The sole Labour MSP on the committee opposed it, along with the Green member, while Conservative committee convener Gordon Lindhurst abstained.

With the Bill having been supported by organisations such as the Scottish Licensed Trade Association (SLTA), the Campaign for Real Ale (Camra), the Federation of Small Businesses Scotland, the trade union GMB Scotland and brewers at Tennent Caledonian, Mr Bibby the committee had "got it wrong".

He said: "Scotland's tied publicans were getting a raw deal before the pandemic and now they are in crisis.

"Now, more than ever, we need to intervene to support publicans.

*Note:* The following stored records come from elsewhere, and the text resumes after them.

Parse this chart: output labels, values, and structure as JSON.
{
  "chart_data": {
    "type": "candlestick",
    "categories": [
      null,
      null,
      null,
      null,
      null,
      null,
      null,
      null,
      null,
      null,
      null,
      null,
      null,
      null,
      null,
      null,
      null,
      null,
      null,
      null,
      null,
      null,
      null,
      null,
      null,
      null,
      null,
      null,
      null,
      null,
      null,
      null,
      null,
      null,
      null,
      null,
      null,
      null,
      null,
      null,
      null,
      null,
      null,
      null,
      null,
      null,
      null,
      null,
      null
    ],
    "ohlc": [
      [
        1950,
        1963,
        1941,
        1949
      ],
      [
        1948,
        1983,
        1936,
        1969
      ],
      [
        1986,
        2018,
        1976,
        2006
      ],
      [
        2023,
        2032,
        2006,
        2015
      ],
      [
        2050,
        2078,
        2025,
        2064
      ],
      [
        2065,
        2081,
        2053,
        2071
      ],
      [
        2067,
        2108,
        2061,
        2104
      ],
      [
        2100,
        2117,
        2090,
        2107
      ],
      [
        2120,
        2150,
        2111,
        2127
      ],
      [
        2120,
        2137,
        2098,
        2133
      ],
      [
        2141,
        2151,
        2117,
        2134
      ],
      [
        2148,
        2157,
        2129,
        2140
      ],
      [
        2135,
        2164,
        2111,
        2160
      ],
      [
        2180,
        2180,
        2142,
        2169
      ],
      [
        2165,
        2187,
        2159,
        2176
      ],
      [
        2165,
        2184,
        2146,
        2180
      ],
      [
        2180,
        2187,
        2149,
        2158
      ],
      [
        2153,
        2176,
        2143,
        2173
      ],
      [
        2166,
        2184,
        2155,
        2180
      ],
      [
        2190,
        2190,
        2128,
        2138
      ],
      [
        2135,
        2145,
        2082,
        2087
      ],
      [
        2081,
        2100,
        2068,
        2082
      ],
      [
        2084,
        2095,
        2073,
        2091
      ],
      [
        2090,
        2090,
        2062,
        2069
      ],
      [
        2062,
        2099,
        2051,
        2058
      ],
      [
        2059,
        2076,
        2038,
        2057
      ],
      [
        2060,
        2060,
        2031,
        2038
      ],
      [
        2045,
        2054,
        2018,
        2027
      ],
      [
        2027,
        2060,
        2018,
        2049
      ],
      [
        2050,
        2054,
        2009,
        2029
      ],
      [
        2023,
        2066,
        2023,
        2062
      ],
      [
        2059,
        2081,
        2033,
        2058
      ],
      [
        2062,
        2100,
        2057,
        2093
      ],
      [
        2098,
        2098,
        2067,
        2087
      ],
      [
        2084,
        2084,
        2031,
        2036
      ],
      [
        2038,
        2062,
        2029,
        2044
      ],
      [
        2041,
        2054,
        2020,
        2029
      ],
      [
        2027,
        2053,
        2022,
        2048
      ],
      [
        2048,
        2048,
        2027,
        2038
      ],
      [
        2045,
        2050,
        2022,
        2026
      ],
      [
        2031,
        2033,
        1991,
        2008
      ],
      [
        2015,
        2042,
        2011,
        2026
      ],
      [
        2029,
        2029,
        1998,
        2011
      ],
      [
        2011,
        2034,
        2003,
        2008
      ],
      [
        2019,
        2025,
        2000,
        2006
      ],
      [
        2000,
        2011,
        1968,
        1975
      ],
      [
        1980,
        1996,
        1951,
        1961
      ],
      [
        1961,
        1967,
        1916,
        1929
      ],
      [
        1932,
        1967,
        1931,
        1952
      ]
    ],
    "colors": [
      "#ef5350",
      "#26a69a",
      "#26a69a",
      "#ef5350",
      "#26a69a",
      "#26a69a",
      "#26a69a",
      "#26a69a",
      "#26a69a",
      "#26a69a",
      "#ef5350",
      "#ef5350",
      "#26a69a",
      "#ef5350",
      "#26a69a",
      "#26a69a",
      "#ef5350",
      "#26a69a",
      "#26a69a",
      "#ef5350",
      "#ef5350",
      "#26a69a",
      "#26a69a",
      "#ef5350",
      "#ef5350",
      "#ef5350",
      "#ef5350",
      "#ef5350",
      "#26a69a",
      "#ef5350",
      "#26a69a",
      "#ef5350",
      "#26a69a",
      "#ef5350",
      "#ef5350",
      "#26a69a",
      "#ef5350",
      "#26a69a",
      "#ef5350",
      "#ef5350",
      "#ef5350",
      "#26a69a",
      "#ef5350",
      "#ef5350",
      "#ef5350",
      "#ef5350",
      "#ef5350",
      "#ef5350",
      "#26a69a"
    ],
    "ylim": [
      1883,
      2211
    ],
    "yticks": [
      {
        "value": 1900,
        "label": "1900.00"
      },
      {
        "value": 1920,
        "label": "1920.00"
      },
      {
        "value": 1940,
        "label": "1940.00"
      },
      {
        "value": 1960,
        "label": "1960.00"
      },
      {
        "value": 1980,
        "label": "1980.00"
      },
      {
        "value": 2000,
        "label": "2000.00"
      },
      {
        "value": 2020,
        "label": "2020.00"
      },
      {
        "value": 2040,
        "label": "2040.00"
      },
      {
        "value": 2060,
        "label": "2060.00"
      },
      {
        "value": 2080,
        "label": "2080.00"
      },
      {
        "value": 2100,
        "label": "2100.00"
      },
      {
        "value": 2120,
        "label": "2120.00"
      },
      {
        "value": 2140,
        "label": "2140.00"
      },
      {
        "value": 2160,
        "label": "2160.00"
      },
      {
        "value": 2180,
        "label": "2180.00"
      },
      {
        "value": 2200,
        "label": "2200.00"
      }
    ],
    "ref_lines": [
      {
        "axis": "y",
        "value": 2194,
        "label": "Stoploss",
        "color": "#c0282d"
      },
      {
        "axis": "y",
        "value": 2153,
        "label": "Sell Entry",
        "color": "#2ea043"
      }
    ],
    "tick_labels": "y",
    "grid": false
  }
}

"This Bill would rebalance the relationship between tied tenants and the big PubCos at a critical time."

Mr Bibby added: "The committee's failure to comprehend, never mind endorse, reform is a slap in the face for Scotland's tied publicans.

"Instead, SNP and Tory MSPs have sided with big multinationals who are extracting profit from small businesses who need our support.

"While pub tenants in England and Wales have statutory protection, which the Tory Government are prepared to strengthen, Tory and SNP MSPs inexplicably want to leave tenants in Scotland with no rights at all."

SLTA spokesman Paul Waterson said it was left "bitterly disappointed" by the report.